Mahkememizde açılan dava öncelikle, görev, yetki, taraf sıfatı ve diğer dava şartları açısından incelenmiş ve mahkememizin görevli ve yetkili olduğu ve ayrıca diğer dava şartlarının da bulunduğu anlaşılmış olduğundan davanın esasına geçilmiştir.
Dava, taraflar arasında akdedilen sözleşme gereği kar payı ve kdv alacağın tahsili istemine ilişkindir.

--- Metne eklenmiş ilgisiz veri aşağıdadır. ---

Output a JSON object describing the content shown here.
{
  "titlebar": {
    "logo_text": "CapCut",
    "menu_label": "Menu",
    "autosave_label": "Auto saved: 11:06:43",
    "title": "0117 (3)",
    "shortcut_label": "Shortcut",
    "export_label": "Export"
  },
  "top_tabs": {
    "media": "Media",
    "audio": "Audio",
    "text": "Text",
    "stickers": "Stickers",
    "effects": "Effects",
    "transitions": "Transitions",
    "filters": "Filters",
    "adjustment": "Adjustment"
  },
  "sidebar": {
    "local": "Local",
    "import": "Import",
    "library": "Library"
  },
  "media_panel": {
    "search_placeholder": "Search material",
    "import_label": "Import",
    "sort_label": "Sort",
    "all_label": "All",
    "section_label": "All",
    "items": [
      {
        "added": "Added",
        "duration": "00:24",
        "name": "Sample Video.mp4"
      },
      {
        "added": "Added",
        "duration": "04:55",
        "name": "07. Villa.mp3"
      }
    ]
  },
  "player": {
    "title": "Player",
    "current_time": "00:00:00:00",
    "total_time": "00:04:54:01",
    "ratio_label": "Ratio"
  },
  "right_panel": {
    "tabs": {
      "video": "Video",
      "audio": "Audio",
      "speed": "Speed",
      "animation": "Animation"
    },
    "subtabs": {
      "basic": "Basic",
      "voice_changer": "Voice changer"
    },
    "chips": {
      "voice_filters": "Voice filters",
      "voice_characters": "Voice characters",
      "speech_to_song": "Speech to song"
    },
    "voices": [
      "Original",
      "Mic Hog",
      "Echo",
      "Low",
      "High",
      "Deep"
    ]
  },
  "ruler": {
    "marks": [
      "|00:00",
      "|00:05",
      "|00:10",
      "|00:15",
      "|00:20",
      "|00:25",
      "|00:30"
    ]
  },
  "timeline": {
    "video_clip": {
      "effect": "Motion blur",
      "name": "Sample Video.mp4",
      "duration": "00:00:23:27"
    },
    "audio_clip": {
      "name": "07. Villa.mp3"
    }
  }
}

Bu bağlamda, dava konusu somut olaya ilişkin olarak, taraflarca sunulan deliller ile başka yerden getirtilmesi gereken tüm deliller toplanmış, gelen yazı cevapları dosyamız içerisine katılmış, ön inceleme duruşması yapılarak tarafların iddia ve savunmaları, uyuşmazlık konusu, tarafların üzerinde anlaştıkları ve anlaşamadıkları hususlar, dava şartlarının bulunup bulunmadığı, ilk itiraz olup olmadığı, tarafların sulh olup olamayacakları ortaya konulmuş ve yargılama ön inceleme duruşmasında tarafların da onay verdikleri uyuşmazlık nitelendirmesi ile sonuçlandırılmıştır ve tüm dosya kapsamı birlikte değerlendirilmek suretiyle takip tarihi itibariyle davacının alacaklı olup olmadığı ve miktarının tespiti yönünden dosya üzerinde bilirkişi incelemesi yaptırılarak rapor alınmıştır.

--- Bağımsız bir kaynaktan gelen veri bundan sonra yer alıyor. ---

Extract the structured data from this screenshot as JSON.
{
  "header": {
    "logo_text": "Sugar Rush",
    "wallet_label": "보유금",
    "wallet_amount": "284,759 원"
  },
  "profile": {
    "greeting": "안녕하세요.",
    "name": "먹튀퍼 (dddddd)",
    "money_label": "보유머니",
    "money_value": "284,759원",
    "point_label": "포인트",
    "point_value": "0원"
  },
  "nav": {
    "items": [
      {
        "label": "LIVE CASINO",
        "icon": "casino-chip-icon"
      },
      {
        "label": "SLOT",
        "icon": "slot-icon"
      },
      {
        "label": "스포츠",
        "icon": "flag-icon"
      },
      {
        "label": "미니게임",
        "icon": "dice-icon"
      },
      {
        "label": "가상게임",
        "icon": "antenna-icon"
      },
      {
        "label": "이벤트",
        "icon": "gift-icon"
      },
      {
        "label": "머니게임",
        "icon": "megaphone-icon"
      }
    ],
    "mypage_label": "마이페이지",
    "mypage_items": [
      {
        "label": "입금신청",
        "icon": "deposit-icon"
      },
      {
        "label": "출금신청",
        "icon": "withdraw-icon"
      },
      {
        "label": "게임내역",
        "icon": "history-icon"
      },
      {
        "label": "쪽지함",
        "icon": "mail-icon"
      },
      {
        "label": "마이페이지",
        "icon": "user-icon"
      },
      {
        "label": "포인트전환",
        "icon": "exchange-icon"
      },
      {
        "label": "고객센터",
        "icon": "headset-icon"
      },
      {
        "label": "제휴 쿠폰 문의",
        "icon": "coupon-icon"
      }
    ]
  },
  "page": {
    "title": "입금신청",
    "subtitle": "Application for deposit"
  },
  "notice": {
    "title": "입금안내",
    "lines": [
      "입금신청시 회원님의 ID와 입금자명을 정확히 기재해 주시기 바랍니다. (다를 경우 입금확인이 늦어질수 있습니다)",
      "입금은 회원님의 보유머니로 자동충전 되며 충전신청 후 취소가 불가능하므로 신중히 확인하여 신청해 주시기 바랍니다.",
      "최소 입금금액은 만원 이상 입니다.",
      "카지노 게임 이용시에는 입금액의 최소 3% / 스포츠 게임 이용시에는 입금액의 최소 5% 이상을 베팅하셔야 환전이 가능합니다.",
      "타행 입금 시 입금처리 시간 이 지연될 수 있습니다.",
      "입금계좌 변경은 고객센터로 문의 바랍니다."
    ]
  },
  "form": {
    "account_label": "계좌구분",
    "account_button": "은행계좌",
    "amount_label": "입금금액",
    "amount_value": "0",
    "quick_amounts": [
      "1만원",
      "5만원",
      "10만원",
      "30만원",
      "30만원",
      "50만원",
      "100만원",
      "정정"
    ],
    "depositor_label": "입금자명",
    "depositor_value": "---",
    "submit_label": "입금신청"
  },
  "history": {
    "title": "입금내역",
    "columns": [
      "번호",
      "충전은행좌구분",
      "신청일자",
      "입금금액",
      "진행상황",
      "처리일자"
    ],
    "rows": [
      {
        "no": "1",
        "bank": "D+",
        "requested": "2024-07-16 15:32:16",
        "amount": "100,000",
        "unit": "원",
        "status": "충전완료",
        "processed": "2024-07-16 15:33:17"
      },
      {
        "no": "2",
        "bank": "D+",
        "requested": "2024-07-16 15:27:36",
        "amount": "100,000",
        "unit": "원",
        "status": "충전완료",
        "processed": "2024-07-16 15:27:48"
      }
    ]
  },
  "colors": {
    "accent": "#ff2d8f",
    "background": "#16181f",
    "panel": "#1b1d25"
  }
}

Yargılama süreci devam ettiği sırada davacı vekilinin, 14/12/2021 tarihli dilekçesi ile, davadan feragat ettiklerini, davalı yandan yargılama gideri ve vekalet ücreti taleplerinin bulunmadığını beyan etmiştir.

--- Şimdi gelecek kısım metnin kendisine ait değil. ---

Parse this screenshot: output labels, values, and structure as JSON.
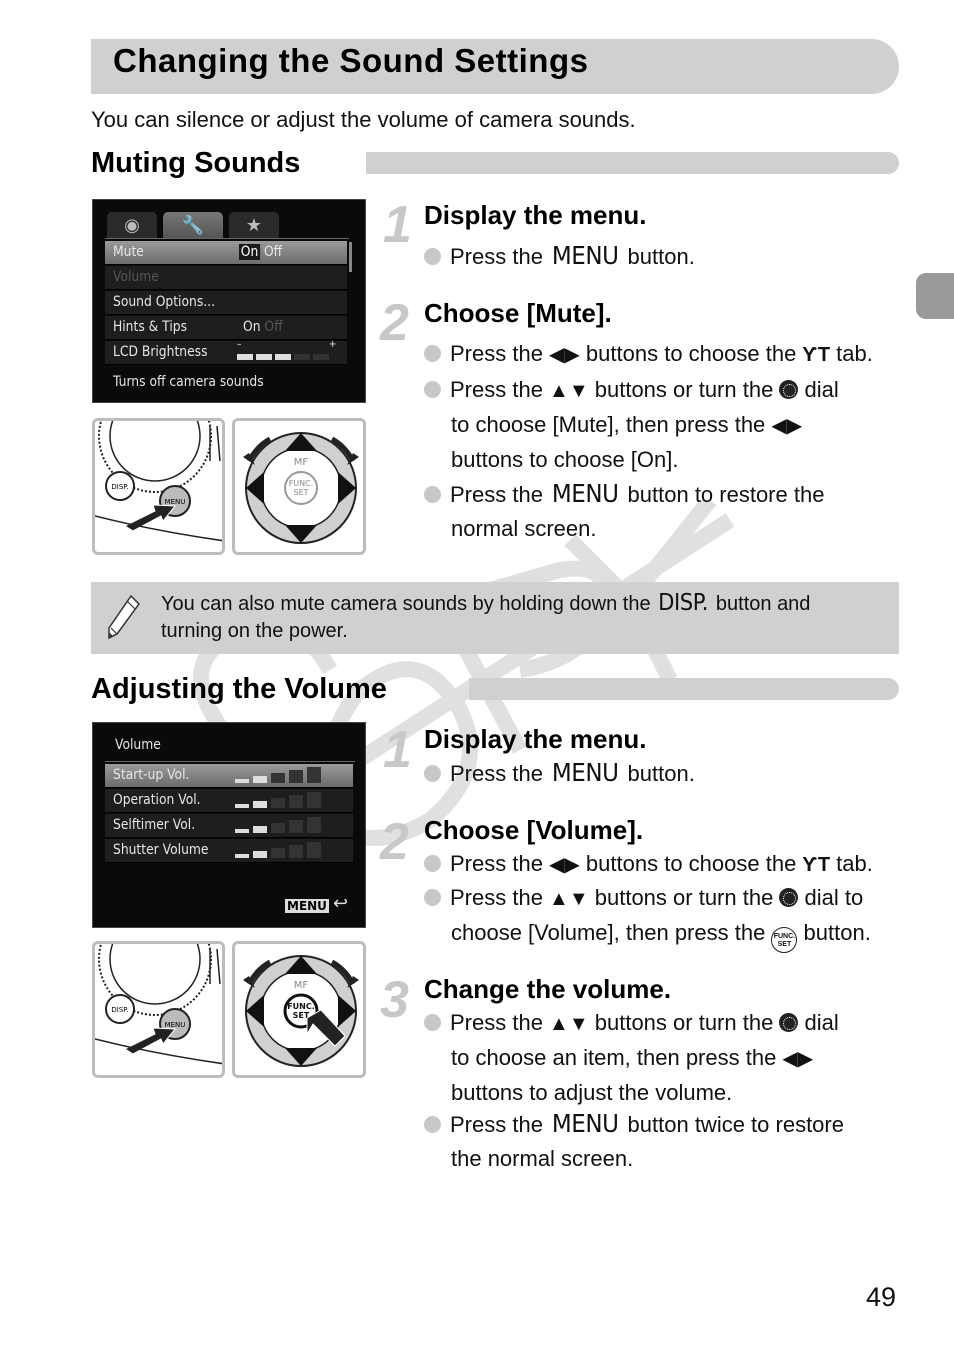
{
  "page": {
    "title": "Changing the Sound Settings",
    "intro": "You can silence or adjust the volume of camera sounds.",
    "page_number": "49",
    "watermark": "COPY"
  },
  "muting": {
    "heading": "Muting Sounds",
    "screen": {
      "tabs": [
        {
          "icon": "camera-icon",
          "glyph": "◘"
        },
        {
          "icon": "tools-icon",
          "glyph": "ƳT"
        },
        {
          "icon": "star-icon",
          "glyph": "★"
        }
      ],
      "rows": [
        {
          "label": "Mute",
          "value_on": "On",
          "value_off": "Off",
          "selected": true
        },
        {
          "label": "Volume",
          "disabled": true
        },
        {
          "label": "Sound Options..."
        },
        {
          "label": "Hints & Tips",
          "value_on": "On",
          "value_off": "Off"
        },
        {
          "label": "LCD Brightness",
          "minus": "–",
          "plus": "+",
          "level": 3,
          "max": 5
        }
      ],
      "hint": "Turns off camera sounds"
    },
    "diagram_left": {
      "disp_label": "DISP.",
      "menu_label": "MENU"
    },
    "diagram_right": {
      "top_label": "MF",
      "center_label_1": "FUNC.",
      "center_label_2": "SET"
    },
    "steps": [
      {
        "number": "1",
        "title": "Display the menu.",
        "bullets": [
          {
            "pre": "Press the ",
            "key": "MENU",
            "post": " button."
          }
        ]
      },
      {
        "number": "2",
        "title": "Choose [Mute].",
        "bullets": [
          {
            "pre": "Press the ",
            "glyph": "◀▶",
            "mid": " buttons to choose the ",
            "glyph2": "ƳT",
            "post": " tab."
          },
          {
            "line1_pre": "Press the ",
            "glyph": "▲▼",
            "line1_mid": " buttons or turn the ",
            "line1_post": " dial",
            "line2_pre": "to choose [Mute], then press the ",
            "glyph2": "◀▶",
            "line3": "buttons to choose [On]."
          },
          {
            "pre": "Press the ",
            "key": "MENU",
            "post": " button to restore the",
            "line2": "normal screen."
          }
        ]
      }
    ]
  },
  "note": {
    "icon": "pencil-icon",
    "line1_pre": "You can also mute camera sounds by holding down the ",
    "key": "DISP.",
    "line1_post": " button and",
    "line2": "turning on the power."
  },
  "volume": {
    "heading": "Adjusting the Volume",
    "screen": {
      "title": "Volume",
      "rows": [
        {
          "label": "Start-up Vol.",
          "level": 2,
          "max": 5,
          "selected": true
        },
        {
          "label": "Operation Vol.",
          "level": 2,
          "max": 5
        },
        {
          "label": "Selftimer Vol.",
          "level": 2,
          "max": 5
        },
        {
          "label": "Shutter Volume",
          "level": 2,
          "max": 5
        }
      ],
      "footer_key": "MENU",
      "footer_icon": "↩"
    },
    "diagram_left": {
      "disp_label": "DISP.",
      "menu_label": "MENU"
    },
    "diagram_right": {
      "top_label": "MF",
      "center_label_1": "FUNC.",
      "center_label_2": "SET"
    },
    "steps": [
      {
        "number": "1",
        "title": "Display the menu.",
        "bullets": [
          {
            "pre": "Press the ",
            "key": "MENU",
            "post": " button."
          }
        ]
      },
      {
        "number": "2",
        "title": "Choose [Volume].",
        "bullets": [
          {
            "pre": "Press the ",
            "glyph": "◀▶",
            "mid": " buttons to choose the ",
            "glyph2": "ƳT",
            "post": " tab."
          },
          {
            "line1_pre": "Press the ",
            "glyph": "▲▼",
            "line1_mid": " buttons or turn the ",
            "line1_post": " dial to",
            "line2_pre": "choose [Volume], then press the ",
            "func1": "FUNC.",
            "func2": "SET",
            "line2_post": " button."
          }
        ]
      },
      {
        "number": "3",
        "title": "Change the volume.",
        "bullets": [
          {
            "line1_pre": "Press the ",
            "glyph": "▲▼",
            "line1_mid": " buttons or turn the ",
            "line1_post": " dial",
            "line2_pre": "to choose an item, then press the ",
            "glyph2": "◀▶",
            "line3": "buttons to adjust the volume."
          },
          {
            "pre": "Press the ",
            "key": "MENU",
            "post": " button twice to restore",
            "line2": "the normal screen."
          }
        ]
      }
    ]
  }
}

Davayı sona erdiren taraf işlemlerinden olan davadan feragatin 6100 sayılı HMK’nun 307, 309 ve 311 maddeleri gereğince maddi anlamda kesin hükmün sonuçlarını doğurması, davacı vekilinin davacı adına ibraz ettiği vekaletnamede davadan feragat yetkisinin bulunması, davacının üzerinde serbestçe tasarruf edebileceği bir uyuşmazlığa ilişkin olması nedeniyle davanın feragat nedeni ile reddine karar verilmesi gerekmiştir.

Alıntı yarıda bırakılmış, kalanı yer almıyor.